ערב שבת קודש פר' משפטים תשע"ד
Arutz 7: 10,000 Sign Petition for Nobel Prize-Winner's Presidency Bid
Nobel Laureate, Chemistry
Tova Dvorin, January 21, 2014
Rise of the unlikely candidate: Maariv reports Tuesday that 10,000 people have already signed a petition nominating Nobel Laureate Daniel Shechtman for the next presidential elections.
The explanatory note to the petition, which was posted on Atzuma (the Israeli equivalent of change.org) by the site's owners, states that the move was a necessary one for the nomination, which also requires the backing of at least 10 Knesset members.
|Dan Shechtman with a scanning|
transmission electron microscope.
(Photo Credit: Bob Elbert)
The initiative received a bigger boost after Shechtman's interview Sunday with Channel 10, according to Maariv.
During the interview, Shechtman reflected, "I do a lot for the State of Israel and its citizens in the Diaspora [. . .] I think that the position of President would give me far more influence than I have now."
He stated that he would not be joining a political party for now, citing the need to be "a man of the people" rather than subscribe to a particular agenda. The Laureate also stressed that his first priority would be improving Israel's education system.
|Dan Shechtman explaining his Nobel Prize-winning theory to Prime Minister Benjamin Netanyahu.|
(Photo Credit: Amos Ben Gershom/GPO/Flash 90)
Shechtman was awarded the Nobel Prize for Chemistry in 2011 for his discovery of quasicrystals, or the fact that atoms in a crystal are capable of being formed in a way that does not involve a repetitive pattern. While he does not have a political background, he explained during his announcement his belief that his problem-solving skills might better the State of Israel.
|President Shimon Peres|
Peres has rejected the reports, declaring in an interview that he will end his term as scheduled next summer.
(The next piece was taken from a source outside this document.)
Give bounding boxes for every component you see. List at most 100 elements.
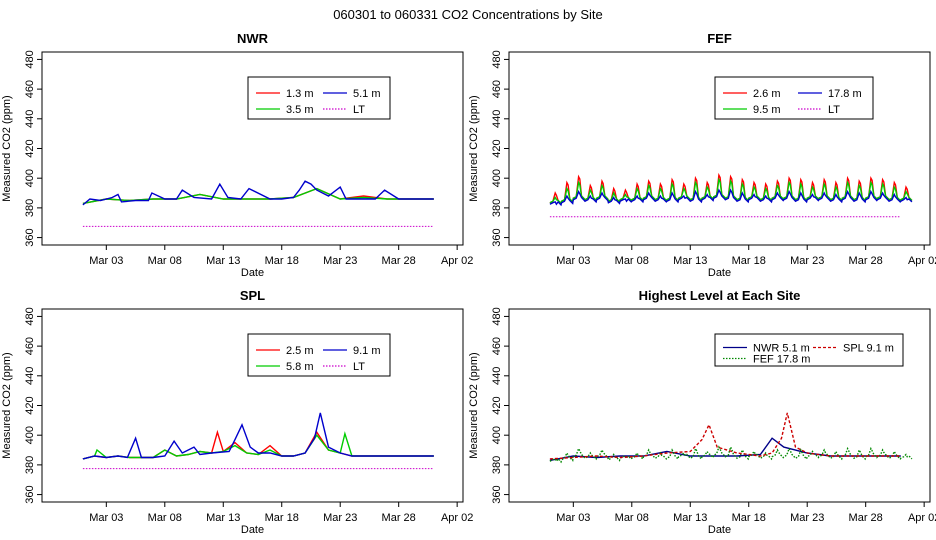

Other names which have already been mentioned as potential presidential candidates are Minister Silvan Shalom (Likud), MK Reuven Rivlin (Likud) and MK Binyamin Ben-Eliezer (Labor). The recent poll indicated that should Peres not seek a second term, Rivlin was the most favored candidate among the Israeli public.
Esser Agaroth (2¢):
Well, on one hand, how could he possible do any worse than previous presidents who have remained silent when should not have, like Moshe Katzav, or who have opened their mouths when they should have remained silent, like Shimon Peres?
Of course, someone should mention to Dan Schechtman that the role of the Israeli President is an a-political one, and not to rely on the incumbent president as an example.
On the other hand, Rivlin sounds like a good, possible choice. And, I don't care what Shimon Peres says now. Do NOT count him of the running just yet....
Still on the other hand, how about voting in an authentically Jewish government all together? You know, one with a King (or real Nassi), a Sanhedrin, and local Batei Din (Rabbinical Courts).
Too innovative? Too much rocking of the boat? Too bad.